Alger, la capitale, vit une grave crise urbaine. D'abord une crise du logement qui lézarde chaque heure un peu plus son fragile équilibre social, avec une demande pratiquement impossible à satisfaire dans les dix à quinze prochaines années à venir, en dépit des déclarations officielles. Comment résorber la crise du logement, structurelle dès les premières années de l'indépendance, à Alger quand le rythme des livraisons de logements est de moins de 80.000 unités/an, avec une capacité de réalisation encore moindre, alors que la demande est en hausse moyenne de 2,5% chaque année ? Une dynamique démentielle qui ne peut pour le moment être rattrapée, même avec une livraison annuelle de 200.000 logements.

Par les chiffres encore, la capitale algérienne avec ses plus de 4 millions de résidents permanents n'est plus en mesure de répondre avec les moyens et la gestion actuelle aux besoins sans cesse en hausse en eau, transports, service public, énergie et entretien des voiries et enlèvement des déchets ménagers. A vrai dire, la capitale algérienne vit une double crise urbaine et sociétale. Le service public dans les administrations est à l'image des prestations des différentes entreprises locales chargées de la collecte des ordures, du nettoiement de la voirie, de l'entretien des réseaux routiers, des télécoms, du réseau énergétique et de l'AEP. C'est-à-dire des prestations qui laissent beaucoup à désirer et qui font qu'Alger, la capitale algérienne, croule sous les ordures, le mal-vivre et le laisser-aller érigé en principe par certaines collectivités locales.

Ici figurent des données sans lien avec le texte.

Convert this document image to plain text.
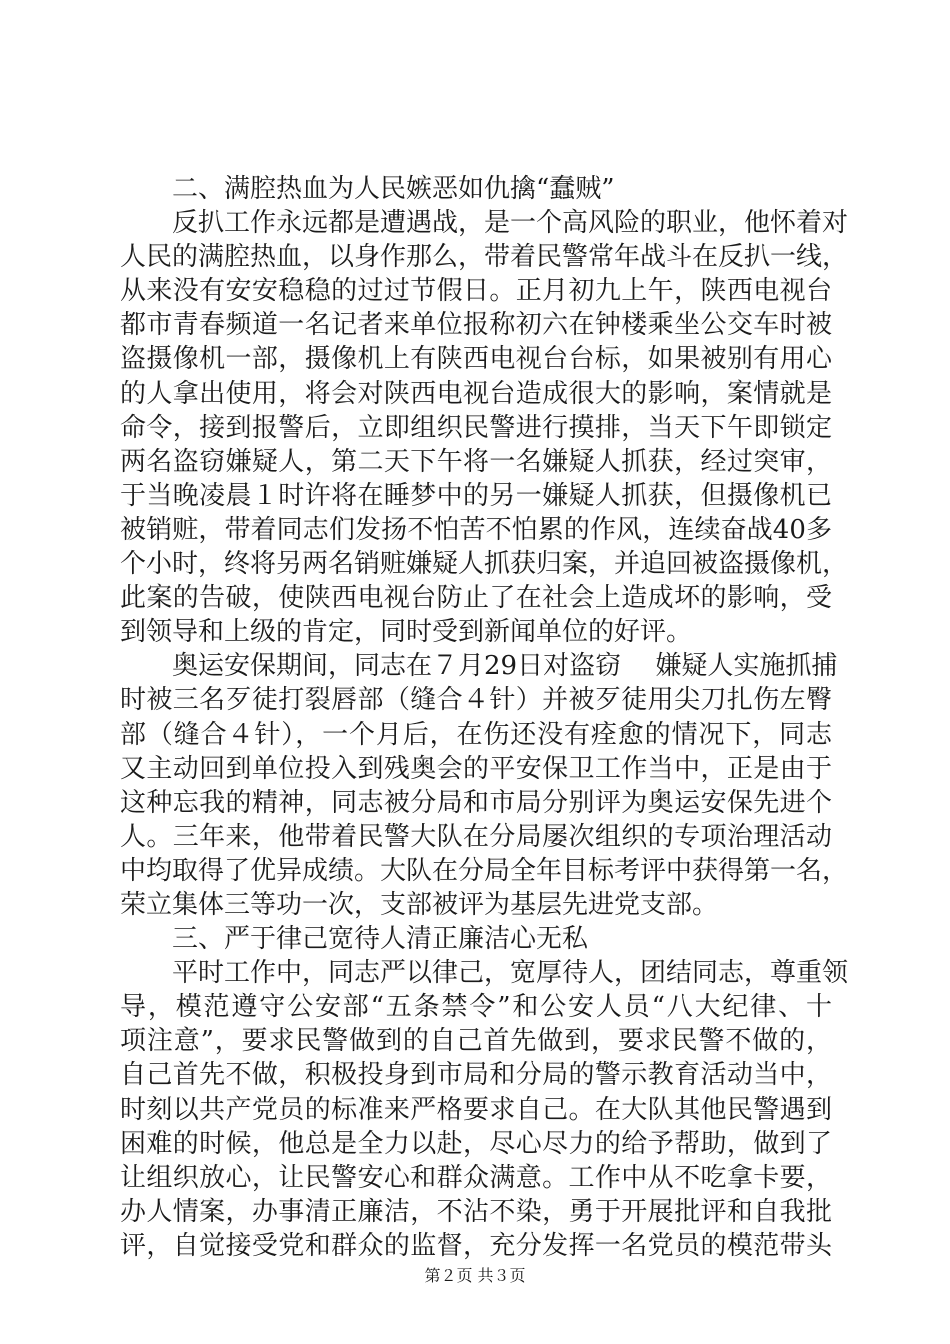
二、满腔热血为人民嫉恶如仇擒“蠢贼”
反扒工作永远都是遭遇战，是一个高风险的职业，他怀着对
人民的满腔热血，以身作那么，带着民警常年战斗在反扒一线，
从来没有安安稳稳的过过节假日。正月初九上午，陕西电视台
都市青春频道一名记者来单位报称初六在钟楼乘坐公交车时被
盗摄像机一部，摄像机上有陕西电视台台标，如果被别有用心
的人拿出使用，将会对陕西电视台造成很大的影响，案情就是
命令，接到报警后，立即组织民警进行摸排，当天下午即锁定
两名盗窃嫌疑人，第二天下午将一名嫌疑人抓获，经过突审，
于当晚凌晨１时许将在睡梦中的另一嫌疑人抓获，但摄像机已
被销赃，带着同志们发扬不怕苦不怕累的作风，连续奋战40多
个小时，终将另两名销赃嫌疑人抓获归案，并追回被盗摄像机，
此案的告破，使陕西电视台防止了在社会上造成坏的影响，受
到领导和上级的肯定，同时受到新闻单位的好评。
奥运安保期间，同志在７月29日对盗窃　 嫌疑人实施抓捕
时被三名歹徒打裂唇部（缝合４针）并被歹徒用尖刀扎伤左臀
部（缝合４针），一个月后，在伤还没有痊愈的情况下，同志
又主动回到单位投入到残奥会的平安保卫工作当中，正是由于
这种忘我的精神，同志被分局和市局分别评为奥运安保先进个
人。三年来，他带着民警大队在分局屡次组织的专项治理活动
中均取得了优异成绩。大队在分局全年目标考评中获得第一名，
荣立集体三等功一次，支部被评为基层先进党支部。
三、严于律己宽待人清正廉洁心无私
平时工作中，同志严以律己，宽厚待人，团结同志，尊重领
导，模范遵守公安部“五条禁令”和公安人员“八大纪律、十
项注意”，要求民警做到的自己首先做到，要求民警不做的，
自己首先不做，积极投身到市局和分局的警示教育活动当中，
时刻以共产党员的标准来严格要求自己。在大队其他民警遇到
困难的时候，他总是全力以赴，尽心尽力的给予帮助，做到了
让组织放心，让民警安心和群众满意。工作中从不吃拿卡要，
办人情案，办事清正廉洁，不沾不染，勇于开展批评和自我批
评，自觉接受党和群众的监督，充分发挥一名党员的模范带头
第２页 共３页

En fait, la capitale algérienne est une image grandeur nature de ce qui se passe dans le reste du pays en matière de gestion urbaine par des édiles souvent incapables de gérer leurs communes, de mener à bien des projets de développement urbain, de donner un sens social à l'urbanité, à rassurer la demande sociale en matière d'amélioration des conditions de vie. C'est en quelque sorte en pompier que le gouvernement a donc programmé jeudi une réunion spéciale sur les grands problèmes qui minent la capitale et qui font qu'Alger n'est plus cette ville agréable à vivre, cette blanche cité qui faisait rêver jusqu'à il n'y a pas longtemps.

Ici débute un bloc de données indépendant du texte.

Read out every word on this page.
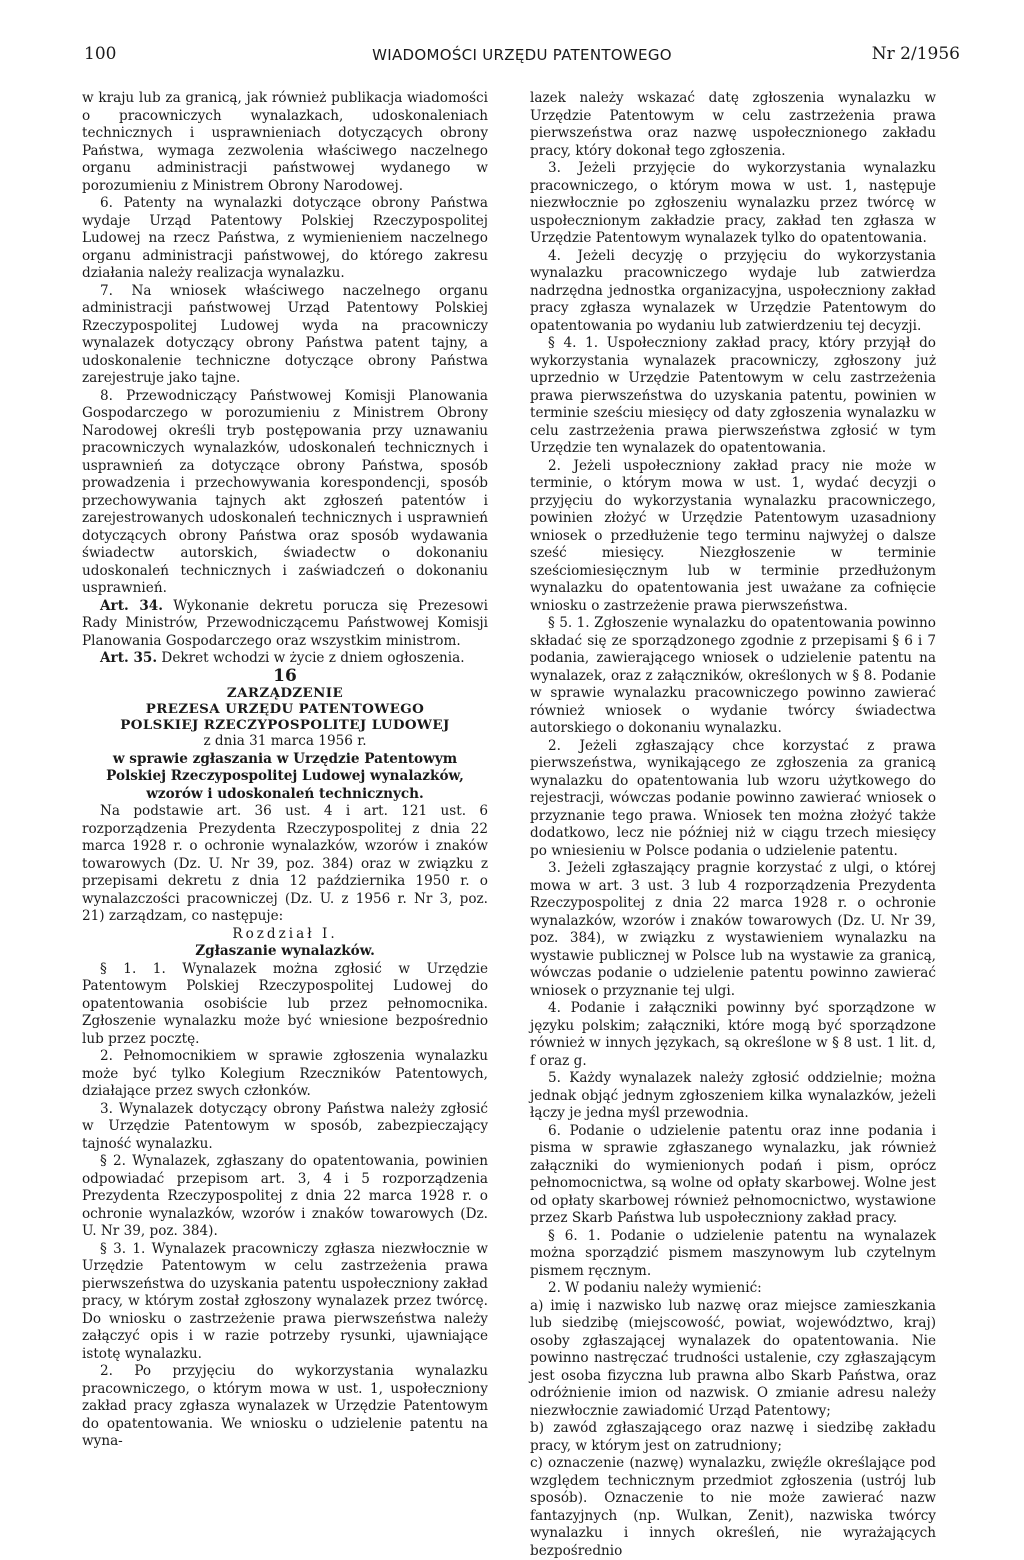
100	WIADOMOŚCI URZĘDU PATENTOWEGO	Nr 2/1956

w kraju lub za granicą, jak również publikacja wiadomości o pracowniczych wynalazkach, udoskonaleniach technicznych i usprawnieniach dotyczących obrony Państwa, wymaga zezwolenia właściwego naczelnego organu administracji państwowej wydanego w porozumieniu z Ministrem Obrony Narodowej.

6. Patenty na wynalazki dotyczące obrony Państwa wydaje Urząd Patentowy Polskiej Rzeczypospolitej Ludowej na rzecz Państwa, z wymienieniem naczelnego organu administracji państwowej, do którego zakresu działania należy realizacja wynalazku.

7. Na wniosek właściwego naczelnego organu administracji państwowej Urząd Patentowy Polskiej Rzeczypospolitej Ludowej wyda na pracowniczy wynalazek dotyczący obrony Państwa patent tajny, a udoskonalenie techniczne dotyczące obrony Państwa zarejestruje jako tajne.

8. Przewodniczący Państwowej Komisji Planowania Gospodarczego w porozumieniu z Ministrem Obrony Narodowej określi tryb postępowania przy uznawaniu pracowniczych wynalazków, udoskonaleń technicznych i usprawnień za dotyczące obrony Państwa, sposób prowadzenia i przechowywania korespondencji, sposób przechowywania tajnych akt zgłoszeń patentów i zarejestrowanych udoskonaleń technicznych i usprawnień dotyczących obrony Państwa oraz sposób wydawania świadectw autorskich, świadectw o dokonaniu udoskonaleń technicznych i zaświadczeń o dokonaniu usprawnień.

Art. 34. Wykonanie dekretu porucza się Prezesowi Rady Ministrów, Przewodniczącemu Państwowej Komisji Planowania Gospodarczego oraz wszystkim ministrom.

Art. 35. Dekret wchodzi w życie z dniem ogłoszenia.

16

ZARZĄDZENIE

PREZESA URZĘDU PATENTOWEGO

POLSKIEJ RZECZYPOSPOLITEJ LUDOWEJ

z dnia 31 marca 1956 r.

w sprawie zgłaszania w Urzędzie Patentowym Polskiej Rzeczypospolitej Ludowej wynalazków, wzorów i udoskonaleń technicznych.

Na podstawie art. 36 ust. 4 i art. 121 ust. 6 rozporządzenia Prezydenta Rzeczypospolitej z dnia 22 marca 1928 r. o ochronie wynalazków, wzorów i znaków towarowych (Dz. U. Nr 39, poz. 384) oraz w związku z przepisami dekretu z dnia 12 października 1950 r. o wynalazczości pracowniczej (Dz. U. z 1956 r. Nr 3, poz. 21) zarządzam, co następuje:

Rozdział I.

Zgłaszanie wynalazków.

§ 1. 1. Wynalazek można zgłosić w Urzędzie Patentowym Polskiej Rzeczypospolitej Ludowej do opatentowania osobiście lub przez pełnomocnika. Zgłoszenie wynalazku może być wniesione bezpośrednio lub przez pocztę.

2. Pełnomocnikiem w sprawie zgłoszenia wynalazku może być tylko Kolegium Rzeczników Patentowych, działające przez swych członków.

3. Wynalazek dotyczący obrony Państwa należy zgłosić w Urzędzie Patentowym w sposób, zabezpieczający tajność wynalazku.

§ 2. Wynalazek, zgłaszany do opatentowania, powinien odpowiadać przepisom art. 3, 4 i 5 rozporządzenia Prezydenta Rzeczypospolitej z dnia 22 marca 1928 r. o ochronie wynalazków, wzorów i znaków towarowych (Dz. U. Nr 39, poz. 384).

§ 3. 1. Wynalazek pracowniczy zgłasza niezwłocznie w Urzędzie Patentowym w celu zastrzeżenia prawa pierwszeństwa do uzyskania patentu uspołeczniony zakład pracy, w którym został zgłoszony wynalazek przez twórcę. Do wniosku o zastrzeżenie prawa pierwszeństwa należy załączyć opis i w razie potrzeby rysunki, ujawniające istotę wynalazku.

2. Po przyjęciu do wykorzystania wynalazku pracowniczego, o którym mowa w ust. 1, uspołeczniony zakład pracy zgłasza wynalazek w Urzędzie Patentowym do opatentowania. We wniosku o udzielenie patentu na wyna-

lazek należy wskazać datę zgłoszenia wynalazku w Urzędzie Patentowym w celu zastrzeżenia prawa pierwszeństwa oraz nazwę uspołecznionego zakładu pracy, który dokonał tego zgłoszenia.

3. Jeżeli przyjęcie do wykorzystania wynalazku pracowniczego, o którym mowa w ust. 1, następuje niezwłocznie po zgłoszeniu wynalazku przez twórcę w uspołecznionym zakładzie pracy, zakład ten zgłasza w Urzędzie Patentowym wynalazek tylko do opatentowania.

4. Jeżeli decyzję o przyjęciu do wykorzystania wynalazku pracowniczego wydaje lub zatwierdza nadrzędna jednostka organizacyjna, uspołeczniony zakład pracy zgłasza wynalazek w Urzędzie Patentowym do opatentowania po wydaniu lub zatwierdzeniu tej decyzji.

§ 4. 1. Uspołeczniony zakład pracy, który przyjął do wykorzystania wynalazek pracowniczy, zgłoszony już uprzednio w Urzędzie Patentowym w celu zastrzeżenia prawa pierwszeństwa do uzyskania patentu, powinien w terminie sześciu miesięcy od daty zgłoszenia wynalazku w celu zastrzeżenia prawa pierwszeństwa zgłosić w tym Urzędzie ten wynalazek do opatentowania.

2. Jeżeli uspołeczniony zakład pracy nie może w terminie, o którym mowa w ust. 1, wydać decyzji o przyjęciu do wykorzystania wynalazku pracowniczego, powinien złożyć w Urzędzie Patentowym uzasadniony wniosek o przedłużenie tego terminu najwyżej o dalsze sześć miesięcy. Niezgłoszenie w terminie sześciomiesięcznym lub w terminie przedłużonym wynalazku do opatentowania jest uważane za cofnięcie wniosku o zastrzeżenie prawa pierwszeństwa.

§ 5. 1. Zgłoszenie wynalazku do opatentowania powinno składać się ze sporządzonego zgodnie z przepisami § 6 i 7 podania, zawierającego wniosek o udzielenie patentu na wynalazek, oraz z załączników, określonych w § 8. Podanie w sprawie wynalazku pracowniczego powinno zawierać również wniosek o wydanie twórcy świadectwa autorskiego o dokonaniu wynalazku.

2. Jeżeli zgłaszający chce korzystać z prawa pierwszeństwa, wynikającego ze zgłoszenia za granicą wynalazku do opatentowania lub wzoru użytkowego do rejestracji, wówczas podanie powinno zawierać wniosek o przyznanie tego prawa. Wniosek ten można złożyć także dodatkowo, lecz nie później niż w ciągu trzech miesięcy po wniesieniu w Polsce podania o udzielenie patentu.

3. Jeżeli zgłaszający pragnie korzystać z ulgi, o której mowa w art. 3 ust. 3 lub 4 rozporządzenia Prezydenta Rzeczypospolitej z dnia 22 marca 1928 r. o ochronie wynalazków, wzorów i znaków towarowych (Dz. U. Nr 39, poz. 384), w związku z wystawieniem wynalazku na wystawie publicznej w Polsce lub na wystawie za granicą, wówczas podanie o udzielenie patentu powinno zawierać wniosek o przyznanie tej ulgi.

4. Podanie i załączniki powinny być sporządzone w języku polskim; załączniki, które mogą być sporządzone również w innych językach, są określone w § 8 ust. 1 lit. d, f oraz g.

5. Każdy wynalazek należy zgłosić oddzielnie; można jednak objąć jednym zgłoszeniem kilka wynalazków, jeżeli łączy je jedna myśl przewodnia.

6. Podanie o udzielenie patentu oraz inne podania i pisma w sprawie zgłaszanego wynalazku, jak również załączniki do wymienionych podań i pism, oprócz pełnomocnictwa, są wolne od opłaty skarbowej. Wolne jest od opłaty skarbowej również pełnomocnictwo, wystawione przez Skarb Państwa lub uspołeczniony zakład pracy.

§ 6. 1. Podanie o udzielenie patentu na wynalazek można sporządzić pismem maszynowym lub czytelnym pismem ręcznym.

2. W podaniu należy wymienić:

a) imię i nazwisko lub nazwę oraz miejsce zamieszkania lub siedzibę (miejscowość, powiat, województwo, kraj) osoby zgłaszającej wynalazek do opatentowania. Nie powinno nastręczać trudności ustalenie, czy zgłaszającym jest osoba fizyczna lub prawna albo Skarb Państwa, oraz odróżnienie imion od nazwisk. O zmianie adresu należy niezwłocznie zawiadomić Urząd Patentowy;

b) zawód zgłaszającego oraz nazwę i siedzibę zakładu pracy, w którym jest on zatrudniony;

c) oznaczenie (nazwę) wynalazku, zwięźle określające pod względem technicznym przedmiot zgłoszenia (ustrój lub sposób). Oznaczenie to nie może zawierać nazw fantazyjnych (np. Wulkan, Zenit), nazwiska twórcy wynalazku i innych określeń, nie wyrażających bezpośrednio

Après une demi-journée passée à examiner les principales tares qui ont fait qu'Alger soit classée parmi les cinq dernières villes du monde où il ne fait pas bon vivre, le gouvernement a pris des mesures urgentes pour redonner à la capitale un meilleur visage. A commencer par l'allègement du poids des cités qui suffoquent par un taux d'occupation des plus élevés dans le monde, à remettre sur rails certains services publics jusque-là absents et qui ont fait que les rues de la capitale sont sales, avec des quartiers parfois infréquentables. Bref, c'est la première fois dans l'histoire de l'Algérie indépendante qu'un Conseil de gouvernement soit consacré à la situation d'extrême déliquescence dans laquelle vit la capitale algérienne.

Mauvaise gestion des édiles, des walis parfois incompétents et dépassés, décadence urbaine et manque de vision et de prospective ont fait qu'Alger soit devenue un gros bourg avec un tas de problèmes et une absence criarde de l'Etat. Le gouvernement Sellal veut donc secouer le cocotier et redonner à la capitale son lustre passé, son standing de ville-capitale. C'est bien. Mais à ce stade-là, il faut dès lors penser à organiser chaque mois un Conseil ministériel pour réhabiliter les grandes villes du pays, Oran, Annaba, Constantine, Sétif, Béjaïa, qui toutes connaissent les mêmes problèmes sociaux et de développement que la capitale.